From: Alexander Kabaev <kan_at_freebsd.org> Date: Tue, 9 Aug 2005 02:48:13 +0000 · This archive was generated by hypermail 2.4.0 : Wed May 19 2021 - 11:38:40 UTC

On Mon, 08 Aug 2005 19:43:29 -0600
Scott Long <scottl_at_samsco.org> wrote:

> Ade Lovett wrote:
> > Or perhaps it should be just "Here be dragons"...
> > 
> > Whilst attempting to nail down some serious performance issues
> > (compared with 4.x) in preparation for a 6.x rollout here, we've
> > come across something of a fundamental bug.
> > 
> > In this particular environment (a Usenet transit server, so very
> > high network and disk I/O) we observed that processes were spending
> > a considerable amount of time in state 'wswbuf', traced back to
> > getpbuf() in vm/vm_pager.c
> > 
> > To cut a long story short, the order in which nswbuf is being
> > initialized is completely, totally, and utterly wrong -- this was
> > introduced by revision 1.132 of vm/vnode_pager.c just over 4 years
> > ago.
> > 
> > In vnode_pager.c we find:
> > 
> > static void
> > vnode_pager_init(void)
> > {
> > 	vnode_pbuf_freecnt = nswbuf / 2 + 1;
> > }
> > 
> > Unfortunately, nswbuf hasn't been assigned to yet, just happens to
> > be zero (in all cases), and thus the kernel believes that there is
> > only ever *one* swap buffer available.
> > 
> > kern_vfs_bio_buffer_alloc() in kern/vfs_bio.c which actually does
> > the calculation and assignment, is called rather further on in the
> > process, by which time the damage has been done.
> > 
> > The net result is that *any* calls involving getpbuf() will be
> > unconditionally serialized, completely destroying any kind of
> > concurrency (and performance).
> > 
> > Given the memory footprint of our machines, we've hacked in a
> > simple:
> > 
> > 	nswbuf = 0x100;
> > 
> > into vnode_pager_init(), since the calculation ends up giving us the
> > maximum number anyway.  There are a number of possible 'correct'
> > fixes in terms of re-ordering the startup sequence.
> > 
> > With the aforementioned hack, we're now seeing considerably better
> > machine operation, certainly as good as similar 4.10-STABLE boxes.
> > 
> > As per $SUBJECT, this affects all of RELENG_5, RELENG_6, and HEAD,
> > and should, IMO, be considered an absolutely required fix for
> > 6.0-RELEASE.
> > 
> > -aDe
> > 
> 
> My vote is to revert rev 1.132 and replace the XXX comment with a more
> detailed explaination of the perils involved.  Do you have any kind of
> easy to run regression test that could be used to quantify this
> problem and guard against it in the future?  Thanks very very much
> for looking into it and providing such a good explaination.
> 
> Scott
> _______________________________________________

I experimented with calling vm_pager_init at vm_pager_bufferinit time
instead of calling it as last thing in vm_mem_init and my test system
runs with no (visible) ill effects.
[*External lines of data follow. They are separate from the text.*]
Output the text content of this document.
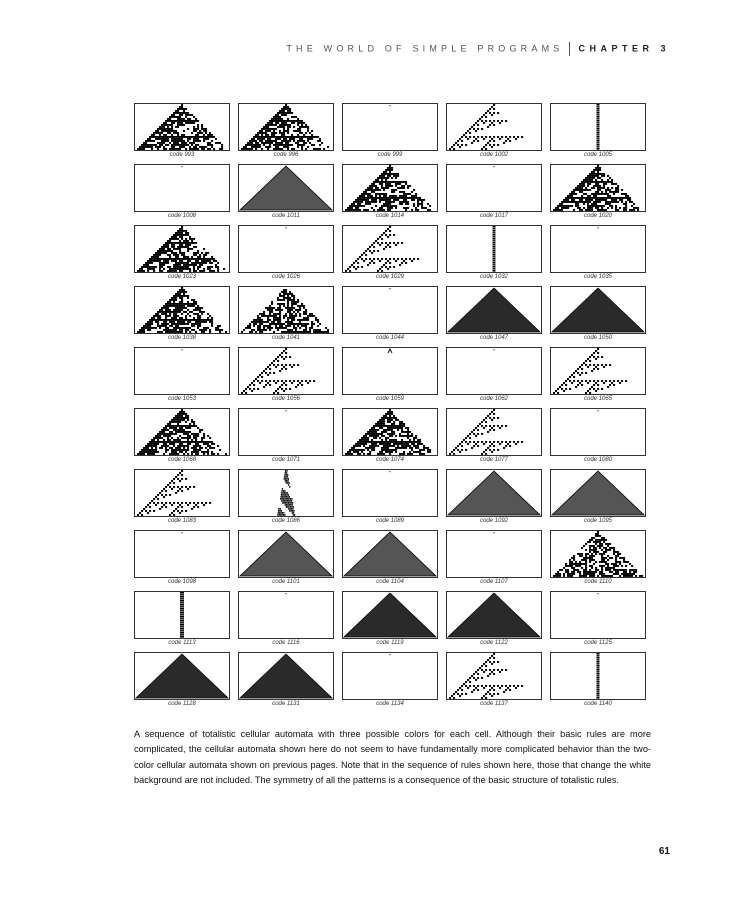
THE WORLD OF SIMPLE PROGRAMS CHAPTER 3
code 993	code 996	code 999	code 1002	code 1005
code 1008	code 1011	code 1014	code 1017	code 1020
code 1023	code 1026	code 1029	code 1032	code 1035
code 1038	code 1041	code 1044	code 1047	code 1050
code 1053	code 1056	code 1059	code 1062	code 1065
code 1068	code 1071	code 1074	code 1077	code 1080
code 1083	code 1086	code 1089	code 1092	code 1095
code 1098	code 1101	code 1104	code 1107	code 1110
code 1113	code 1116	code 1119	code 1122	code 1125
code 1128	code 1131	code 1134	code 1137	code 1140
A sequence of totalistic cellular automata with three possible colors for each cell. Although their basic rules are more complicated, the cellular automata shown here do not seem to have fundamentally more complicated behavior than the two-color cellular automata shown on previous pages. Note that in the sequence of rules shown here, those that change the white background are not included. The symmetry of all the patterns is a consequence of the basic structure of totalistic rules.
61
I wonder if we can collapse
vm_pager_init and vm_pager_bufinit into single function and get rid of
pages initialization at SI_SUB_VM time. I guess now would be a good
time to ask our VM know-how holders. 

I do support reverting rev1.132 of vm_pager.c in RELENG_5 and RELENG_6
as a more conservative and safe choice though.
-- 
Alexander Kabaev